I don’t know how he did it but when we crossed the tree line into the woods it was so black I thought I went blind only Poppa didn’t seem bothered one bit. I knew Superman could see in the dark but I didn’t know Poppa could, too. Off to the side somewhere over the hogs were already on the move nuzzling for chinkapins. Might be some wild ones with ‘em. Poppa beckoned me keep quiet. We didn’t want to set them off and spoil the whole thing. Pass on by. Shhh. Poppa veered off a bit. I could just see an old maple tree, thick like a pillar on an ancient temple.  You couldn’t miss it, trunk warped and twisted all the way up with large boles like warts. Something so sweet once came from that tree. Poppa pointed to the ground. I sat down, my back against that scratchy bark. Poppa cut brush and fashioned a blind, then sat down next to me. He put his finger to his lips, took three long, slim bones from a leather pouch hanging from  his belt. Call bones. Thin, graceful, harp-like. Call bones he’d had since he was a kid. Cup them to your lips and talk turkey. 

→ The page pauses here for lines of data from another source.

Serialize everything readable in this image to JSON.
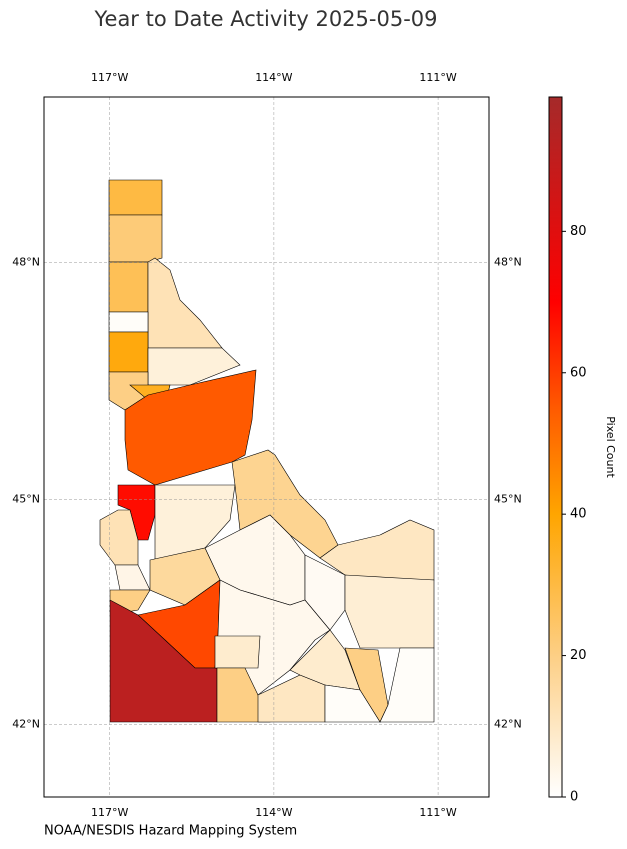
{
  "chart_data": {
    "type": "choropleth",
    "title": "Year to Date Activity 2025-05-09",
    "source": "NOAA/NESDIS Hazard Mapping System",
    "colorbar_label": "Pixel Count",
    "xlim": [
      -118.2,
      -110.07
    ],
    "ylim": [
      41,
      50
    ],
    "xticks": [
      {
        "value": -117,
        "label": "117°W"
      },
      {
        "value": -114,
        "label": "114°W"
      },
      {
        "value": -111,
        "label": "111°W"
      }
    ],
    "yticks": [
      {
        "value": 48,
        "label": "48°N"
      },
      {
        "value": 45,
        "label": "45°N"
      },
      {
        "value": 42,
        "label": "42°N"
      }
    ],
    "grid": true,
    "clim": [
      0,
      99
    ],
    "cticks": [
      0,
      20,
      40,
      60,
      80
    ],
    "colormap": [
      {
        "value": 0,
        "color": "#ffffff"
      },
      {
        "value": 20,
        "color": "#fdcf85"
      },
      {
        "value": 40,
        "color": "#ffa500"
      },
      {
        "value": 55,
        "color": "#ff5a00"
      },
      {
        "value": 70,
        "color": "#ff0000"
      },
      {
        "value": 99,
        "color": "#a52a2a"
      }
    ],
    "values": [
      30,
      22,
      27,
      12,
      1,
      38,
      6,
      20,
      35,
      55,
      68,
      12,
      6,
      18,
      3,
      4,
      16,
      20,
      58,
      92,
      3,
      8,
      20,
      10,
      8,
      10,
      2,
      7,
      20,
      1,
      1
    ]
  }
}
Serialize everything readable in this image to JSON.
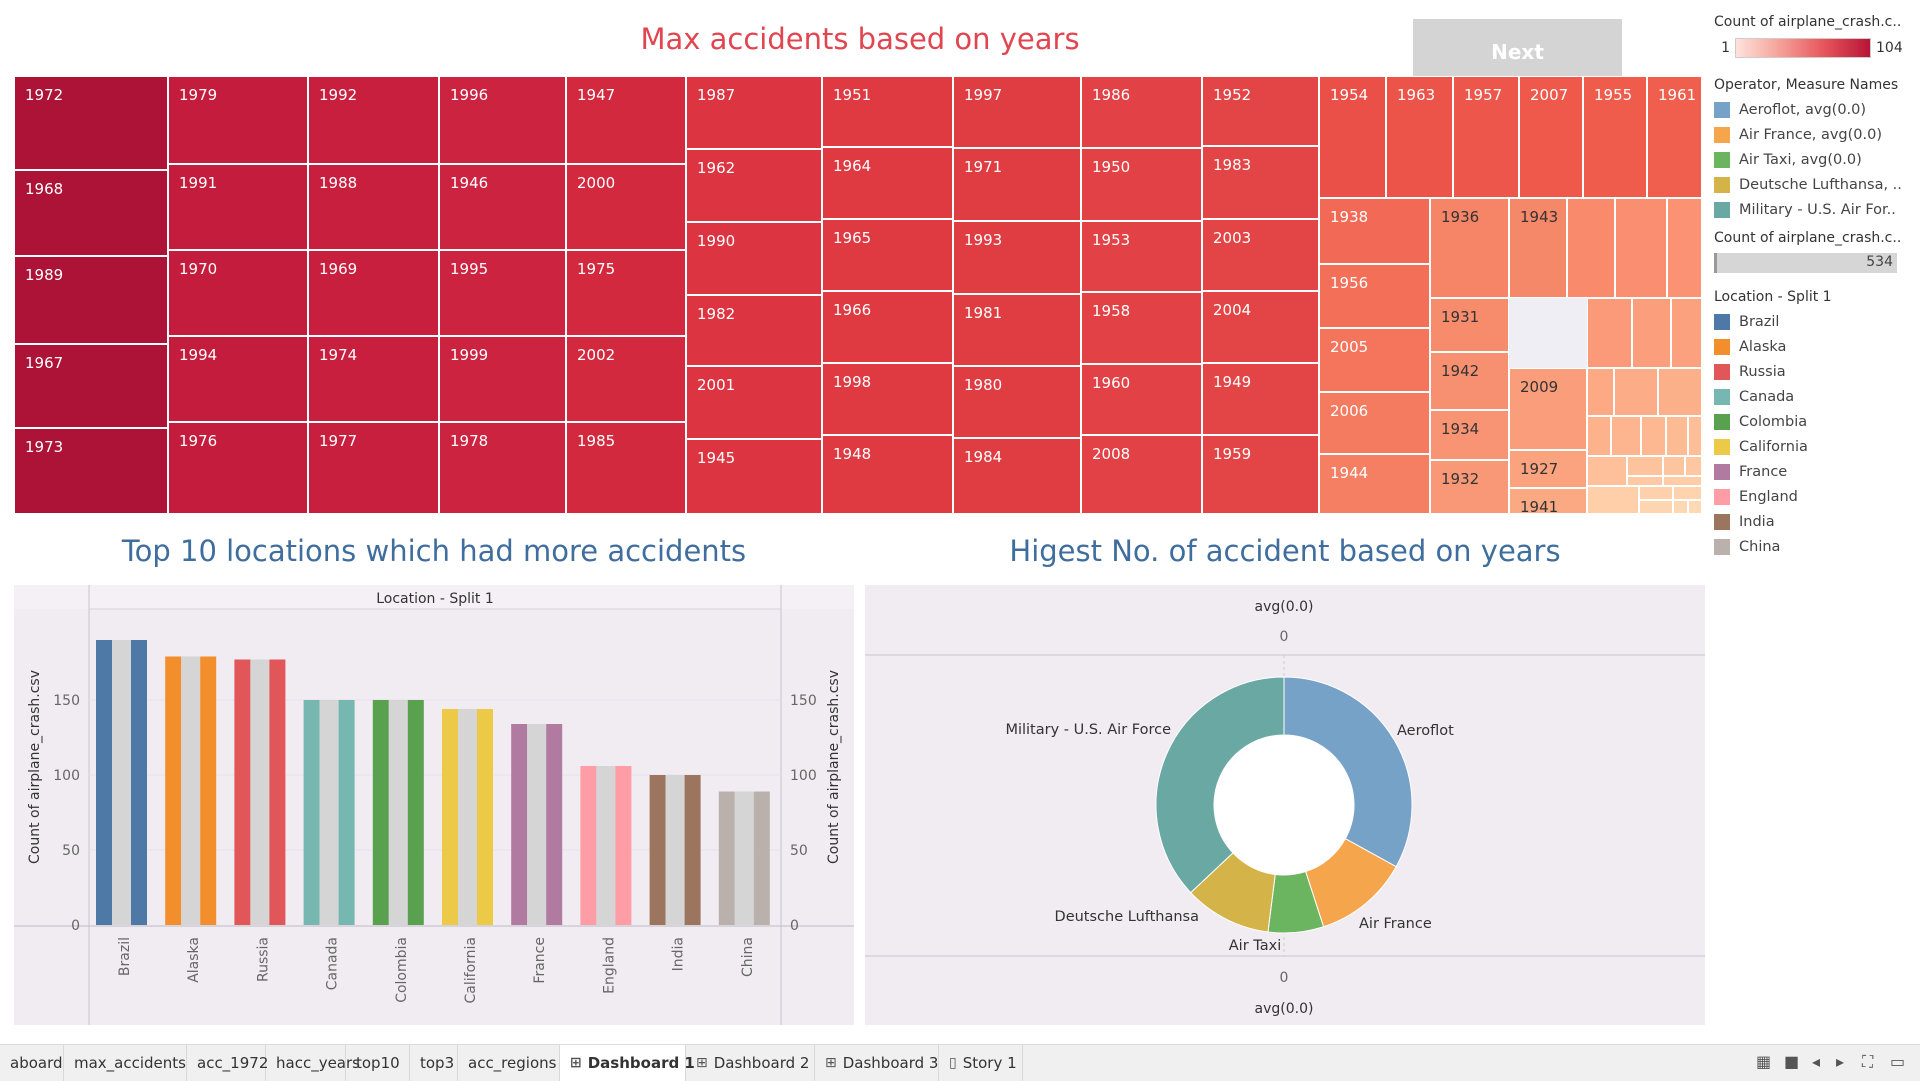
{
  "treemap": {
    "title": "Max accidents based on years",
    "cells": [
      {
        "label": "1972"
      },
      {
        "label": "1968"
      },
      {
        "label": "1989"
      },
      {
        "label": "1967"
      },
      {
        "label": "1973"
      },
      {
        "label": "1979"
      },
      {
        "label": "1991"
      },
      {
        "label": "1970"
      },
      {
        "label": "1994"
      },
      {
        "label": "1976"
      },
      {
        "label": "1992"
      },
      {
        "label": "1988"
      },
      {
        "label": "1969"
      },
      {
        "label": "1974"
      },
      {
        "label": "1977"
      },
      {
        "label": "1996"
      },
      {
        "label": "1946"
      },
      {
        "label": "1995"
      },
      {
        "label": "1999"
      },
      {
        "label": "1978"
      },
      {
        "label": "1947"
      },
      {
        "label": "2000"
      },
      {
        "label": "1975"
      },
      {
        "label": "2002"
      },
      {
        "label": "1985"
      },
      {
        "label": "1987"
      },
      {
        "label": "1962"
      },
      {
        "label": "1990"
      },
      {
        "label": "1982"
      },
      {
        "label": "2001"
      },
      {
        "label": "1945"
      },
      {
        "label": "1951"
      },
      {
        "label": "1964"
      },
      {
        "label": "1965"
      },
      {
        "label": "1966"
      },
      {
        "label": "1998"
      },
      {
        "label": "1948"
      },
      {
        "label": "1997"
      },
      {
        "label": "1971"
      },
      {
        "label": "1993"
      },
      {
        "label": "1981"
      },
      {
        "label": "1980"
      },
      {
        "label": "1984"
      },
      {
        "label": "1986"
      },
      {
        "label": "1950"
      },
      {
        "label": "1953"
      },
      {
        "label": "1958"
      },
      {
        "label": "1960"
      },
      {
        "label": "2008"
      },
      {
        "label": "1952"
      },
      {
        "label": "1983"
      },
      {
        "label": "2003"
      },
      {
        "label": "2004"
      },
      {
        "label": "1949"
      },
      {
        "label": "1959"
      },
      {
        "label": "1954"
      },
      {
        "label": "1963"
      },
      {
        "label": "1957"
      },
      {
        "label": "2007"
      },
      {
        "label": "1955"
      },
      {
        "label": "1961"
      },
      {
        "label": "1938"
      },
      {
        "label": "1956"
      },
      {
        "label": "2005"
      },
      {
        "label": "2006"
      },
      {
        "label": "1944"
      },
      {
        "label": "1936"
      },
      {
        "label": "1943"
      },
      {
        "label": "1931"
      },
      {
        "label": "1942"
      },
      {
        "label": "1934"
      },
      {
        "label": "1932"
      },
      {
        "label": "2009"
      },
      {
        "label": "1927"
      },
      {
        "label": "1941"
      }
    ]
  },
  "next_button": "Next",
  "bar_chart": {
    "title": "Top 10 locations which had more accidents",
    "header": "Location - Split 1",
    "ylabel": "Count of airplane_crash.csv",
    "ylabel_right": "Count of airplane_crash.csv",
    "yticks": [
      "0",
      "50",
      "100",
      "150"
    ]
  },
  "donut": {
    "title": "Higest No. of accident based on years",
    "top_header": "avg(0.0)",
    "top_value": "0",
    "bottom_value": "0",
    "bottom_header": "avg(0.0)"
  },
  "chart_data": [
    {
      "type": "bar",
      "title": "Top 10 locations which had more accidents",
      "xlabel": "Location - Split 1",
      "ylabel": "Count of airplane_crash.csv",
      "ylim": [
        0,
        200
      ],
      "categories": [
        "Brazil",
        "Alaska",
        "Russia",
        "Canada",
        "Colombia",
        "California",
        "France",
        "England",
        "India",
        "China"
      ],
      "values": [
        190,
        179,
        177,
        150,
        150,
        144,
        134,
        106,
        100,
        89
      ],
      "colors": [
        "#4e79a7",
        "#f28e2b",
        "#e15759",
        "#76b7b2",
        "#59a14f",
        "#edc948",
        "#b07aa1",
        "#ff9da7",
        "#9c755f",
        "#bab0ac"
      ]
    },
    {
      "type": "pie",
      "title": "Higest No. of accident based on years",
      "slices": [
        {
          "label": "Aeroflot",
          "value": 33,
          "color": "#76a2c8"
        },
        {
          "label": "Air France",
          "value": 12,
          "color": "#f5a54b"
        },
        {
          "label": "Air Taxi",
          "value": 7,
          "color": "#6bb561"
        },
        {
          "label": "Deutsche Lufthansa",
          "value": 11,
          "color": "#d4b448"
        },
        {
          "label": "Military - U.S. Air Force",
          "value": 37,
          "color": "#6aa9a3"
        }
      ]
    }
  ],
  "legends": {
    "count_title": "Count of airplane_crash.c..",
    "count_min": "1",
    "count_max": "104",
    "operator_title": "Operator, Measure Names",
    "operators": [
      {
        "label": "Aeroflot, avg(0.0)",
        "color": "#76a2c8"
      },
      {
        "label": "Air France, avg(0.0)",
        "color": "#f5a54b"
      },
      {
        "label": "Air Taxi, avg(0.0)",
        "color": "#6bb561"
      },
      {
        "label": "Deutsche Lufthansa, ..",
        "color": "#d4b448"
      },
      {
        "label": "Military - U.S. Air For..",
        "color": "#6aa9a3"
      }
    ],
    "count2_title": "Count of airplane_crash.c..",
    "count2_value": "534",
    "location_title": "Location - Split 1",
    "locations": [
      {
        "label": "Brazil",
        "color": "#4e79a7"
      },
      {
        "label": "Alaska",
        "color": "#f28e2b"
      },
      {
        "label": "Russia",
        "color": "#e15759"
      },
      {
        "label": "Canada",
        "color": "#76b7b2"
      },
      {
        "label": "Colombia",
        "color": "#59a14f"
      },
      {
        "label": "California",
        "color": "#edc948"
      },
      {
        "label": "France",
        "color": "#b07aa1"
      },
      {
        "label": "England",
        "color": "#ff9da7"
      },
      {
        "label": "India",
        "color": "#9c755f"
      },
      {
        "label": "China",
        "color": "#bab0ac"
      }
    ]
  },
  "tabs": [
    {
      "label": "aboard",
      "icon": ""
    },
    {
      "label": "max_accidents",
      "icon": ""
    },
    {
      "label": "acc_1972",
      "icon": ""
    },
    {
      "label": "hacc_years",
      "icon": ""
    },
    {
      "label": "top10",
      "icon": ""
    },
    {
      "label": "top3",
      "icon": ""
    },
    {
      "label": "acc_regions",
      "icon": ""
    },
    {
      "label": "Dashboard 1",
      "icon": "⊞"
    },
    {
      "label": "Dashboard 2",
      "icon": "⊞"
    },
    {
      "label": "Dashboard 3",
      "icon": "⊞"
    },
    {
      "label": "Story 1",
      "icon": "▯"
    }
  ],
  "active_tab": "Dashboard 1"
}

With the shotgun in the crook of his arm, Poppa arranged the bones in the palm of his hand, cupped them to his mouth, and what came out was a puk puk puk, a sweet chirp almost impossible to hear. Puk puk puk. I listened hard but all I could hear was quiet. Puk. Puk. Kinda like,  tickle tickle. I think Poppa mighta winked at me. Not sure. The next one just fluttered out, some sweet puk puks, lilting chirps, and tra la trills. A symphony of bones. I listened hard. The silence was thick and firm. Then, oh my God, I heard this boom boom boom coming towards us. Boom boom boom! Heavy wings beating on the ground. Might’ve been Godzilla. Poppa gave a final  puk puk trill cluk, and the most humongous turkey on earth busted through the brush smack into the clearing in front of our blind. Stout as a sergeant major. He came to a stop, stood at attention, and looked around. Poppa gave it one more lick. That big dandy fanned out his bodacious tail - a thing of beauty if you ever see one - an emperor  - danced and pranced in a circle, and made right for us. The shotgun jumped to Poppa’s shoulder and fired. That bird went down like a running back clotheslined by a linebacker. Whop. Down. Poppa didn’t move. One wing fluttered then fell still. Might’ve been the wind. We waited for the echo of the shot to fade away and then sat still some more. It goes so quiet in the woods when a hunter -  man or beast - takes prey. Something about that silence says you must sit still for a while. I got up when Poppa got up, and we walked to where the bird had fallen. Poppa knelt down to check the bird’s spurs, big ones, long, sharp, a good two inches.  He didn’t say one word for a bit until, with as much reverence as I’d ever heard him, he said:

“Been a bad old booger, but he's come and gone.”